One advance, from Ben Gurion University in Israel, is a leap in the capabilities of what are called synthetic aperture systems. It’s a technique where a single small camera moves across a space, capturing images as it goes, and by very careful analysis of the data it collects, it can produce imagery like that created by a much larger camera — essentially synthesizing a bigger aperture.
As documented in a paper published today in Optica, the team leapfrogs existing methods in an interesting way. Two satellites move in synchrony around the edge of a circle, collecting data as they go and beaming it to a third stationary one; this circle describes the synthetic aperture the two cameras are creating.
“We found that you only need a small part of a telescope lens to obtain quality images,” explained BGU grad student Angika Bulbul, who led the research, in a news release. “Even by using the perimeter aperture of a lens, as low as 0.43 percent, we managed to obtain similar image resolution compared to the full aperture area of mirror/lens-based imaging systems.”
In other words, they were basically able to get the results of a camera 50 times the size.
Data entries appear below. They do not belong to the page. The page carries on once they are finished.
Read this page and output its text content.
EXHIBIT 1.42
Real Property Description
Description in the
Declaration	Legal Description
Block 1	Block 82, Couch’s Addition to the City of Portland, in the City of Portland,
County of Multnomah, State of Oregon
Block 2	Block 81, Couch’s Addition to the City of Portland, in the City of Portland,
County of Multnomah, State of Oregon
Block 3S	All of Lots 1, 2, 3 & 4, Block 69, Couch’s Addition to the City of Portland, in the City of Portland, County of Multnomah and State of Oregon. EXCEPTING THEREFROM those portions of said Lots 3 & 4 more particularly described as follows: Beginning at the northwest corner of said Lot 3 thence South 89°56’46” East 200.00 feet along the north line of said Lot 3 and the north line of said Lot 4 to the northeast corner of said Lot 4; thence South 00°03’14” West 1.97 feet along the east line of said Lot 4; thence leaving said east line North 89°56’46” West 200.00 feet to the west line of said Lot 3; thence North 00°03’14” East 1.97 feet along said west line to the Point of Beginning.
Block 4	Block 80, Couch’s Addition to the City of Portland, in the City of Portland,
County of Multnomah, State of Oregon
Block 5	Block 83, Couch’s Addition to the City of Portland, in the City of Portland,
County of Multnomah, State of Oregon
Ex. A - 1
That would be impressive anywhere, but up in space it’s especially important. Putting something as huge and complex as the Webb into orbit is an incredibly complicated and drawn out endeavor. And it’s putting a lot of eggs in one (very carefully checked and rechecked) basket.
But if you could instead use a handful of satellites working together, and just replace one if it fails, that really opens up the field. “We can slash the huge cost, time and material needed for gigantic traditional optical space telescopes with large curved mirrors,” Bulbul said.
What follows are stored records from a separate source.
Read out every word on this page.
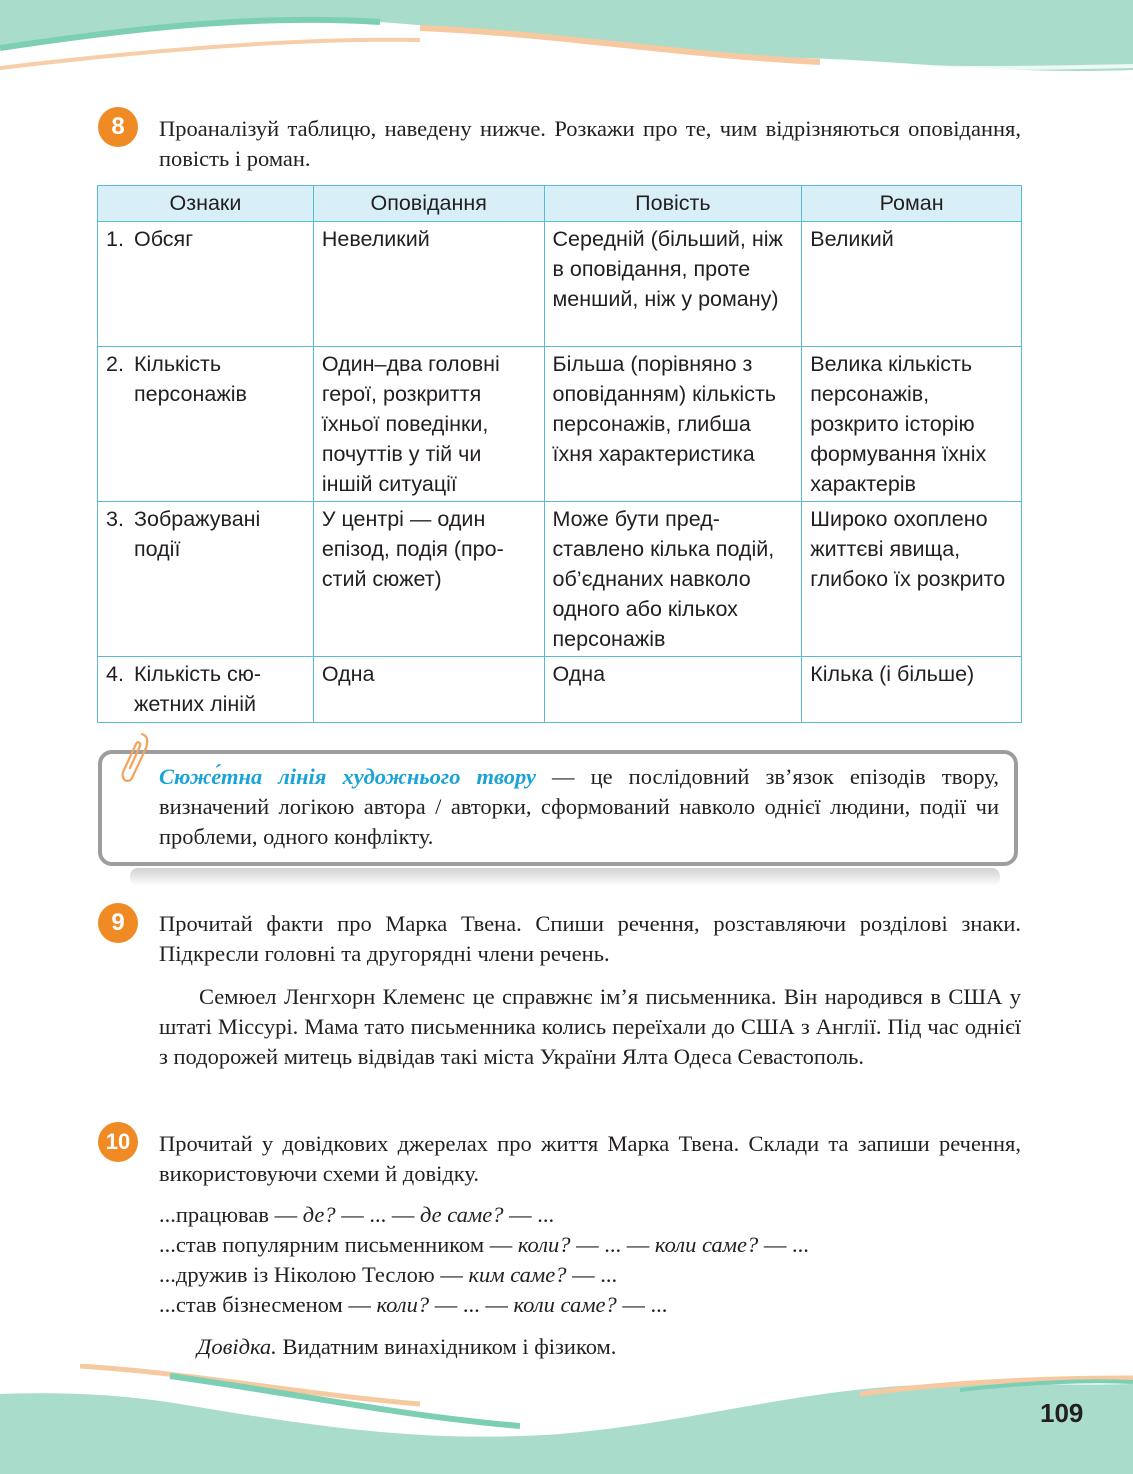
8	Проаналізуй таблицю, наведену нижче. Розкажи про те, чим відрізняються оповідання, повість і роман.
Ознаки	Оповідання	Повість	Роман

1. Обсяг	Невеликий	Середній (більший, ніж в оповідання, проте менший, ніж у роману)	Великий

2. Кількість персонажів	Один–два головні герої, розкриття їхньої поведінки, почуттів у тій чи іншій ситуації	Більша (порівняно з оповіданням) кількість персонажів, глибша їхня характеристика	Велика кількість персонажів, розкрито історію формування їхніх характерів

3. Зображувані події	У центрі — один епізод, подія (простий сюжет)	Може бути представлено кілька подій, об’єднаних навколо одного або кількох персонажів	Широко охоплено життєві явища, глибоко їх розкрито

4. Кількість сюжетних ліній	Одна	Одна	Кілька (і більше)
Сюже́тна лінія художнього твору — це послідовний зв’язок епізодів твору, визначений логікою автора / авторки, сформований навколо однієї людини, події чи проблеми, одного конфлікту.
9	Прочитай факти про Марка Твена. Спиши речення, розставляючи розділові знаки. Підкресли головні та другорядні члени речень.
Семюел Ленгхорн Клеменс це справжнє ім’я письменника. Він народився в США у штаті Міссурі. Мама тато письменника колись переїхали до США з Англії. Під час однієї з подорожей митець відвідав такі міста України Ялта Одеса Севастополь.
10	Прочитай у довідкових джерелах про життя Марка Твена. Склади та запиши речення, використовуючи схеми й довідку.
...працював — де? — ... — де саме? — ...
...став популярним письменником — коли? — ... — коли саме? — ...
...дружив із Ніколою Теслою — ким саме? — ...
...став бізнесменом — коли? — ... — коли саме? — ...
Довідка. Видатним винахідником і фізиком.
109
One of the challenges of space telescopes, however, is that they need to take measurements with extreme precision. And keeping a satellite perfectly still is hard enough, to say nothing of having it move perfectly to within fractions of a millimeter.
To keep on track, right now many satellites use reliable fixed sources of light, like bright stars, as reference points when calculating various things relating to their operations. Some astronomers have even used lasers to excite a point high in the atmosphere to provide a sort of artificial star for these systems to use.
These methods both have their strengths and weaknesses, but MIT researchers think they’ve found a more permanent, high-precision solution: a “guide star” satellite that would sit thousands of miles out and train a strong laser on the Earth and its orbital region.
This light source would be reliable, steady, and highly visible; satellites could use it to calculate their position and the minute changes to their imaging apparatus caused by heat and radiation, perhaps to a degree not possible with actual stars or atmospheric dots.
Both these intriguing technologies are still very much in the lab, but theory is where all big advances start, and it could be that in a few years, swarms of satellites will be sent into space not to provide terrestrial communications, but to create a massive synthetic telescope looking out on the universe.